Saturday, March 28, 2009

Man's Best Friend

This topic has been in the back of my mind for awhile now. I've been mulling it over thinking about if I really wanted to blarg about it, or keep it in my overflowing filing cabinet of thoughts. But, I've come to the conclusion that I'm going to share my thoughts. After all, that's what blogging is for. I'm also most likely writing about this now because I should be up cleaning and being a responsible adult. But instead, I'm parked in front of my computer drinking wine and wasting time. It's sort of my specialty.

So as many of you know, I work at a veterinary hospital. Now to the layperson a 'vet hospital' has one envisioning a little clinic where you take your puppy or kitten to get it's 'shots' or 'fixed'. And while I have worked at this type of vet clinic, my current employer is far from such. Let me elaborate a bit for you.

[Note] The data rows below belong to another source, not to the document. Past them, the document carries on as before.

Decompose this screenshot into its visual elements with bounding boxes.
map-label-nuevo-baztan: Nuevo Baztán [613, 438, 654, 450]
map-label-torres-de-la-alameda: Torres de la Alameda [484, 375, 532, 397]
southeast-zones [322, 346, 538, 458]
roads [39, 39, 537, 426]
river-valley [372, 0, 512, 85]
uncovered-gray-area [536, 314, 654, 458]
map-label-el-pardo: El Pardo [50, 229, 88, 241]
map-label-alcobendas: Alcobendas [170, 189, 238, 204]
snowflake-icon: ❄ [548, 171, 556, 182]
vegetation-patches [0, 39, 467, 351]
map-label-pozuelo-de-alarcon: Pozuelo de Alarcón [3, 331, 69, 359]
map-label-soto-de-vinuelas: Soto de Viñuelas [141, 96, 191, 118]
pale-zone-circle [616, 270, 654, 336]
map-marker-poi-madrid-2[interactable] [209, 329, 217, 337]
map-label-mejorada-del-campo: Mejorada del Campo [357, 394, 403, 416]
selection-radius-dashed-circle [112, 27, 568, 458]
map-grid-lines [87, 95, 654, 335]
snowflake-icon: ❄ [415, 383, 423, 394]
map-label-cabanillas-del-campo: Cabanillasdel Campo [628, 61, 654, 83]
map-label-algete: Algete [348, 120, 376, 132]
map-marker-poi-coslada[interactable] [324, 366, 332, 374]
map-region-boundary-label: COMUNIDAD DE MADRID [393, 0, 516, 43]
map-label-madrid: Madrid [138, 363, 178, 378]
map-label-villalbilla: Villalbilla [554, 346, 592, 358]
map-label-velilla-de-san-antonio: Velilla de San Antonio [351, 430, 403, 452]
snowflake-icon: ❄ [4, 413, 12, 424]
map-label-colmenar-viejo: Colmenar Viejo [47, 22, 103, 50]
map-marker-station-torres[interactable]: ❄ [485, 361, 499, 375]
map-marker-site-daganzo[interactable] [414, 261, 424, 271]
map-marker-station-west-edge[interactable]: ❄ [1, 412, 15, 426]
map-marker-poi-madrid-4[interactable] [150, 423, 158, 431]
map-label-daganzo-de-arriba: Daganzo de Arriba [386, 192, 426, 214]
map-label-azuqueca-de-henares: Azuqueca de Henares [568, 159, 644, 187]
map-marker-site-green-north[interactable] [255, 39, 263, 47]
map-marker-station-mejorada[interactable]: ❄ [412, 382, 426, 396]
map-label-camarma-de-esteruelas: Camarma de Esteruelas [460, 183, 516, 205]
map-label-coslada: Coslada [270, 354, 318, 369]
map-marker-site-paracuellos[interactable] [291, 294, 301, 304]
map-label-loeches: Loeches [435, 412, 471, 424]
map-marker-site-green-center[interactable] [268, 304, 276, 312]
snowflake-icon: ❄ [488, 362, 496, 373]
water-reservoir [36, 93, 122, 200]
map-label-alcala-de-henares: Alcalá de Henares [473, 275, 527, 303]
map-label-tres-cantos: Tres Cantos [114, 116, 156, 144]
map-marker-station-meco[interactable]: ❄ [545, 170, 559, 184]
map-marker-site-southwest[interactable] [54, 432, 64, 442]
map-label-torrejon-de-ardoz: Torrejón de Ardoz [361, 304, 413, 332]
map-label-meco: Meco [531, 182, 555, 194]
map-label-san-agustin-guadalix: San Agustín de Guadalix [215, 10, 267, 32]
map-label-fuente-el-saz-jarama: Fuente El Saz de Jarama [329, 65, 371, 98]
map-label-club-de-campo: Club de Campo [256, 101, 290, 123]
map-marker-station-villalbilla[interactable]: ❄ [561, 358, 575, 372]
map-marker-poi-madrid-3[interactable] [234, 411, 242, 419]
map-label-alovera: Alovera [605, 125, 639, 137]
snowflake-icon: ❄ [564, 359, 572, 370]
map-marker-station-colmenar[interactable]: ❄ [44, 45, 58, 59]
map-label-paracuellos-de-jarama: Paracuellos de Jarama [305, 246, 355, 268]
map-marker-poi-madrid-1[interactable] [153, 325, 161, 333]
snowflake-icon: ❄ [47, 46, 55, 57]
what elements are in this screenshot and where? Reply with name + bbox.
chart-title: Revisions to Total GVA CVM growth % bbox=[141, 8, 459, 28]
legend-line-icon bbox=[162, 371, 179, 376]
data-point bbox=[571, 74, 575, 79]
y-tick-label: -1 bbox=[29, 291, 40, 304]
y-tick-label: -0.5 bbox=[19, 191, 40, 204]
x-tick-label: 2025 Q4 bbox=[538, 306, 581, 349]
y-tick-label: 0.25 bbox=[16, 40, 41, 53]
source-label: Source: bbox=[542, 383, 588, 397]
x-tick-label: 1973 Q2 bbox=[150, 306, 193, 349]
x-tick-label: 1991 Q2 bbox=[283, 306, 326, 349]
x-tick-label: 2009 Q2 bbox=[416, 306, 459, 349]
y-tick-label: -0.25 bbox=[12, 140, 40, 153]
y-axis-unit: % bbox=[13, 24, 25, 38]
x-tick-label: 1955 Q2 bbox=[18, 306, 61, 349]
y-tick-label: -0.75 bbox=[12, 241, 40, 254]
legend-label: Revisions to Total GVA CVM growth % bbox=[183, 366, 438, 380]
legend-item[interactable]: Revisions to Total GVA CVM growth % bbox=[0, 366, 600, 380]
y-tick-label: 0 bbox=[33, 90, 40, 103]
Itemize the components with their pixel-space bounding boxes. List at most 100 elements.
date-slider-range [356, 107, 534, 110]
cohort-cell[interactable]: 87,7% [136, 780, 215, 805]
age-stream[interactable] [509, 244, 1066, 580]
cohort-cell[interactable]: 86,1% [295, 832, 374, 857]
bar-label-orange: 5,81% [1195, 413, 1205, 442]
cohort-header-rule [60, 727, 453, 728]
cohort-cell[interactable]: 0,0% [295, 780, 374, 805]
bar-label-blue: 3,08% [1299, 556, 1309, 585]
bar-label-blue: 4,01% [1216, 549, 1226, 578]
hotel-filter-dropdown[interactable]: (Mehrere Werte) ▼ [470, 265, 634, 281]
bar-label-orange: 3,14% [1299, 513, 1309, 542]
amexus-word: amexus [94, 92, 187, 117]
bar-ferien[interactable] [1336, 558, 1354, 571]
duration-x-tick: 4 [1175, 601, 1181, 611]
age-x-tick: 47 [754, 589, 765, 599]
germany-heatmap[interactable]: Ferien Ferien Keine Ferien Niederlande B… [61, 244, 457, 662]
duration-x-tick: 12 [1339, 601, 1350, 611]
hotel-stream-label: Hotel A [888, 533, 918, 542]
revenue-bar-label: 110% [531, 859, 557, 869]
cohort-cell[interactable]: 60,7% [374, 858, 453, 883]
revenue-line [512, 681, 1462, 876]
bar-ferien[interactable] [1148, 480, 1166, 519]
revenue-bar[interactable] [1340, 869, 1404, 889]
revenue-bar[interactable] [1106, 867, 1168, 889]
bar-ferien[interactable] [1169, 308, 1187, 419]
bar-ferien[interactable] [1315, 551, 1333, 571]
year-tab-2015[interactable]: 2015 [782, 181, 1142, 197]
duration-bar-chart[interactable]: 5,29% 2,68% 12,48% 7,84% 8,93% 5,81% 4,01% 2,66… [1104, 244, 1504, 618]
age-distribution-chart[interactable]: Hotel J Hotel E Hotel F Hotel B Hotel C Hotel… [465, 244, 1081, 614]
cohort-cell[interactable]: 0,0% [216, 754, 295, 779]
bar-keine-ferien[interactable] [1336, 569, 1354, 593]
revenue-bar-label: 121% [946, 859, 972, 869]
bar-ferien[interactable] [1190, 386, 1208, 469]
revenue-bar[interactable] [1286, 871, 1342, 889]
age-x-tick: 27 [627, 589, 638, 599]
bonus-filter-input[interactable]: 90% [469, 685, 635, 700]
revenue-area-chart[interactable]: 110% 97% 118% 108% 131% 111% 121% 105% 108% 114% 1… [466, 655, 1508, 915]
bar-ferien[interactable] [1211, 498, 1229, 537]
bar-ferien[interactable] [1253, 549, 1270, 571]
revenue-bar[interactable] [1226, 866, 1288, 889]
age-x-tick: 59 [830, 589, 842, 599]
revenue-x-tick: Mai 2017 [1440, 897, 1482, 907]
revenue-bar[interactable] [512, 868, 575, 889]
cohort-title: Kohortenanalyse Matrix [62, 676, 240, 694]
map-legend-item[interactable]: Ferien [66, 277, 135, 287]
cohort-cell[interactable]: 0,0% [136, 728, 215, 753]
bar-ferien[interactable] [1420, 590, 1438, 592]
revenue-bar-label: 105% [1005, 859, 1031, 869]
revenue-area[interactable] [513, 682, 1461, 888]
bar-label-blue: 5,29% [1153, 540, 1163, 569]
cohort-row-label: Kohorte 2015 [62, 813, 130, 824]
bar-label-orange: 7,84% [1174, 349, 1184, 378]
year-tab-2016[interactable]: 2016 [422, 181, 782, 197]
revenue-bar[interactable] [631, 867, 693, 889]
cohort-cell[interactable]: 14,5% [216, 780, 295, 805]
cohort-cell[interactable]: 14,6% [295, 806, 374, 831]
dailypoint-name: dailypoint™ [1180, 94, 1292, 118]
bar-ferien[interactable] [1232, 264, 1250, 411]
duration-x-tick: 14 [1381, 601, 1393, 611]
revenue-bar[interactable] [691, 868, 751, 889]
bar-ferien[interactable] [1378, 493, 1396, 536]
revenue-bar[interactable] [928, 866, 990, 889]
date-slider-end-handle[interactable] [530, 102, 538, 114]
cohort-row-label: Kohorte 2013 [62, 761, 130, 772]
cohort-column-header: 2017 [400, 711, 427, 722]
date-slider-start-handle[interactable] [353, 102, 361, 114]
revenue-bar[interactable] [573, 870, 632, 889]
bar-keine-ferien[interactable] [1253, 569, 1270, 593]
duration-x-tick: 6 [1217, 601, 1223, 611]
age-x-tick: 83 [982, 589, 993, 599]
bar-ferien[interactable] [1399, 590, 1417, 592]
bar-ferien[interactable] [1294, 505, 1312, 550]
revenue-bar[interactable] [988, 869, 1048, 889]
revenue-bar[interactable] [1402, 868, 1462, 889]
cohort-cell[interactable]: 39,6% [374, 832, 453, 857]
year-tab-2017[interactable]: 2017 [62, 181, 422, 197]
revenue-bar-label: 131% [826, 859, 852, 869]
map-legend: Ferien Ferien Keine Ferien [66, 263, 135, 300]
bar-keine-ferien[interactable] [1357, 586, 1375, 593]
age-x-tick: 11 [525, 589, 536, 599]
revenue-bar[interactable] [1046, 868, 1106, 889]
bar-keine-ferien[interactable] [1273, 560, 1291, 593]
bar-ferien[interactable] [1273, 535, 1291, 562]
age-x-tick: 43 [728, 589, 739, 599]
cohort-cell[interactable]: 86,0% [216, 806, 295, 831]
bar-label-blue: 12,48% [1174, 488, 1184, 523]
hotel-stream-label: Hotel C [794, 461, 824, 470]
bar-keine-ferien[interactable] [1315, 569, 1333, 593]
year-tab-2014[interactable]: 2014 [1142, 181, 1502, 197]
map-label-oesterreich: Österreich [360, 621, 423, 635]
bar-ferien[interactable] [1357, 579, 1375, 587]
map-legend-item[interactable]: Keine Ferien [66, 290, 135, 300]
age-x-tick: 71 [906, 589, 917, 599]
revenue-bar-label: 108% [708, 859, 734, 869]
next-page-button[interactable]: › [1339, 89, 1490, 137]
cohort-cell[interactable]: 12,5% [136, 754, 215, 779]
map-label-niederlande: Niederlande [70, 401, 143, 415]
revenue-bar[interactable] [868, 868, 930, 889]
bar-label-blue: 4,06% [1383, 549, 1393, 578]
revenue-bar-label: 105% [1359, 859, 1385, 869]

The vet hospital I work at is a 'Specialty Practice'. We do the things your regular Vet can't or won't do: major surgeries (ie: fractures, ACL repair and other knee problems, spinal discs, and foreign bodies [your dog ate your underwear and now we need to remove them]. My job is to prepare for and assist with these surgeries. That is about it. I rarely deal with owners (clients), never answer the phone, but unfortunately still have to clean up dog poop if Brandon hasn't already taken care of that. If someone were to ask me what I liked about this job opposed to a 'regular' clinic, most likely the first thing out of my mouth would be, "I don't have to deal with clients". Now as awful as this may sound, it is true. I in NO way miss talking with the obnoxious clients out there: the know-it-all breeder, the my-dog-is-a-human person, the people with 20 dogs and no money to care for them, the woman that drags her 40 screaming brats into the clinic to get her dog vaccinated, and the list goes on. I also don't miss answering the phone. "Hi my dog just ate my whole bottle of Xanax, is that bad?" or "My dog got hit by a car a week ago and his leg is rotten and dangling, should I bring him in?" I'm sorry, but people are dumb. It's unfortunate that humans look at pet ownership as a right and not a privilege.

Now that you have read that, let me share the other side of my feelings.

Working with animals without their owners by their side definitely has its benefits. But it also starts to make one look at the animals as just a patient, and you forget about the bond that some person out there has with this dog or cat. This all sort of hit me a few weeks ago when I was taking a dog down to ICU after a surgery. In ICU there was a guy laying in the kennel with his very sick dog. The man came everyday for hours to see his dog, who I believe we sadly had to euthanize eventually . It made me really sad. I was almost mad at myself for becoming so immune to the emotional side of my job. Because I barely work with the owners of the animals, I forget how good it feels when you're returning that 3 month old puppy who broke his leg to the owner who hasn't gotten any sleep since they dropped the dog off. Their eyes watering with overwhelming joy and thanks that you were able to fix their beloved pet. That is what makes my job worth it, and how I wish I were reminded of that more often. So to my dismay, my job is not 'playing with puppies and kittens all day'. It is slowly becoming more physically and emotionally wearing.

I apologize for the melancholy undertones of this blog. It was just something I felt I needed to share, as many people have no idea what I even do for a living.